Qatar’s non-oil economy looks set to comfortably avoid a recession as the “initial shock” to the system via disrupted trade and financial flows has eased, National Bank of Kuwait (NBK) has said in its latest report.
The second quarter 2017 GDP data incorporate nearly one full month of crisis-affected data, and show that non-oil growth slipped to just 3.9% year-on-year (y-o-y), NBK said.
“If all of the slowdown in Q1 was attributed to the diplomatic dispute, then this would equate (hypothetically) to non-oil growth slowing to just 1.3% y-o-y over a full quarter. But it is also possible that the hit to growth will be smaller in subsequent months, as the initial disruption to activity wanes,” NBK said. 
Although there are downside risks from an intensification of the crisis, NBK for now is maintaining its view that non-oil growth slowing to 4% this year and next, from 5.6% in 2016.
According to NBK, “fears of a major inflation-busting spike in food prices due to restricted imports from neighbouring Saudi Arabia have so far not materialised,” likely helped by the recovery in imports. 
Food price inflation did jump from 0% y-o-y in June to 4.5% in July, but this was less than feared and it has since eased back to 3.6% in September. 
In fact, inflation overall slipped into negative territory in August at -0.4% y-o-y driven by renewed weakness in housing costs and weak ‘core’ pressures. Both of these are likely linked to crisis-related pressures.
Residential property prices had been undergoing a correction since early 2016, and though still down in year-on-year terms had more or less levelled off in H1, 2017. Since then, however, prices have taken another leg down, falling 9% between June and September – possibly attributable to a drop in confidence and a weaker economic climate.
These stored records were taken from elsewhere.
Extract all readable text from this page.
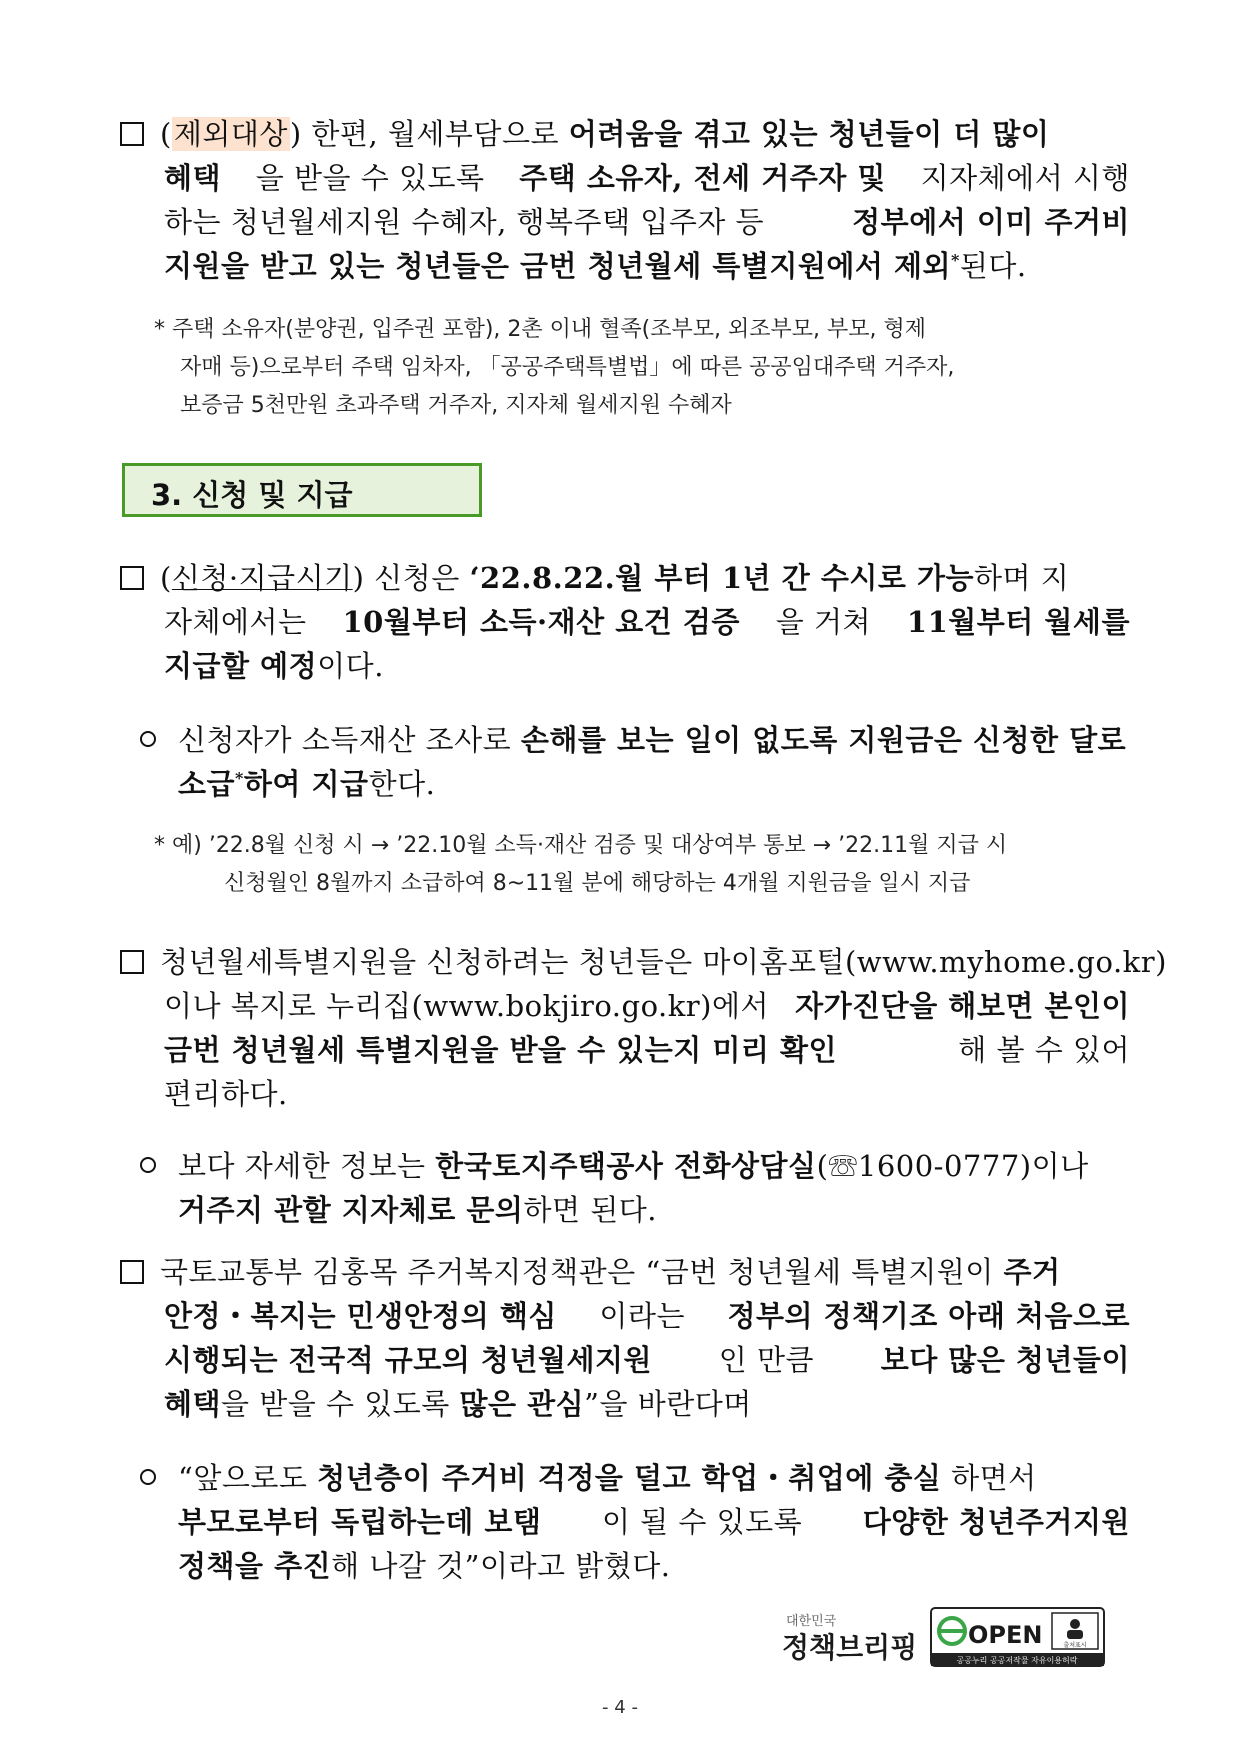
(제외대상) 한편, 월세부담으로 어려움을 겪고 있는 청년들이 더 많이
혜택 을 받을 수 있도록 주택 소유자, 전세 거주자 및 지자체에서 시행
하는 청년월세지원 수혜자, 행복주택 입주자 등	정부에서 이미 주거비
지원을 받고 있는 청년들은 금번 청년월세 특별지원에서 제외*된다.
* 주택 소유자(분양권, 입주권 포함), 2촌 이내 혈족(조부모, 외조부모, 부모, 형제
자매 등)으로부터 주택 임차자, 「공공주택특별법」에 따른 공공임대주택 거주자,
보증금 5천만원 초과주택 거주자, 지자체 월세지원 수혜자
3. 신청 및 지급
(신청·지급시기) 신청은 ‘22.8.22.월 부터 1년 간 수시로 가능하며 지
자체에서는 10월부터 소득·재산 요건 검증 을 거쳐 11월부터 월세를
지급할 예정이다.
신청자가 소득재산 조사로 손해를 보는 일이 없도록 지원금은 신청한 달로
소급*하여 지급한다.
* 예) ’22.8월 신청 시 → ’22.10월 소득·재산 검증 및 대상여부 통보 → ’22.11월 지급 시
신청월인 8월까지 소급하여 8~11월 분에 해당하는 4개월 지원금을 일시 지급
청년월세특별지원을 신청하려는 청년들은 마이홈포털(www.myhome.go.kr)
이나 복지로 누리집(www.bokjiro.go.kr)에서 자가진단을 해보면 본인이
금번 청년월세 특별지원을 받을 수 있는지 미리 확인	해 볼 수 있어
편리하다.
보다 자세한 정보는 한국토지주택공사 전화상담실(☏1600-0777)이나
거주지 관할 지자체로 문의하면 된다.
국토교통부 김홍목 주거복지정책관은 “금번 청년월세 특별지원이 주거
안정・복지는 민생안정의 핵심 이라는 정부의 정책기조 아래 처음으로
시행되는 전국적 규모의 청년월세지원 인 만큼 보다 많은 청년들이
혜택을 받을 수 있도록 많은 관심”을 바란다며
“앞으로도 청년층이 주거비 걱정을 덜고 학업・취업에 충실 하면서
부모로부터 독립하는데 보탬 이 될 수 있도록 다양한 청년주거지원
정책을 추진해 나갈 것”이라고 밝혔다.
대한민국
정책브리핑 OPEN	출처표시
공공누리 공공저작물 자유이용허락
- 4 -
Other asset markets have suffered too, with the local stock market falling 17% since the crisis began, making it easily the region’s worst performer. Other Gulf Cooperation Council markets are -7% to +8%, against a backdrop of greater optimism over the outlook for oil prices. 
The report noted that Qatar’s credit growth remained encouragingly solid at 13% y-o-y.
Non-resident outflows, since June, have been more than offset by $28bn (+51%) in inflows from the public sector, pushing the latter’s share of total deposits to 37%. The net result of these flows has been to see overall deposit growth surge to 18% y-o-y in September from 12% in May.
NBK report showed that foreigners withdrew some $12bn (23%) of their deposits from Qatari banks since June, though the rate of withdrawal has slowed in recent months.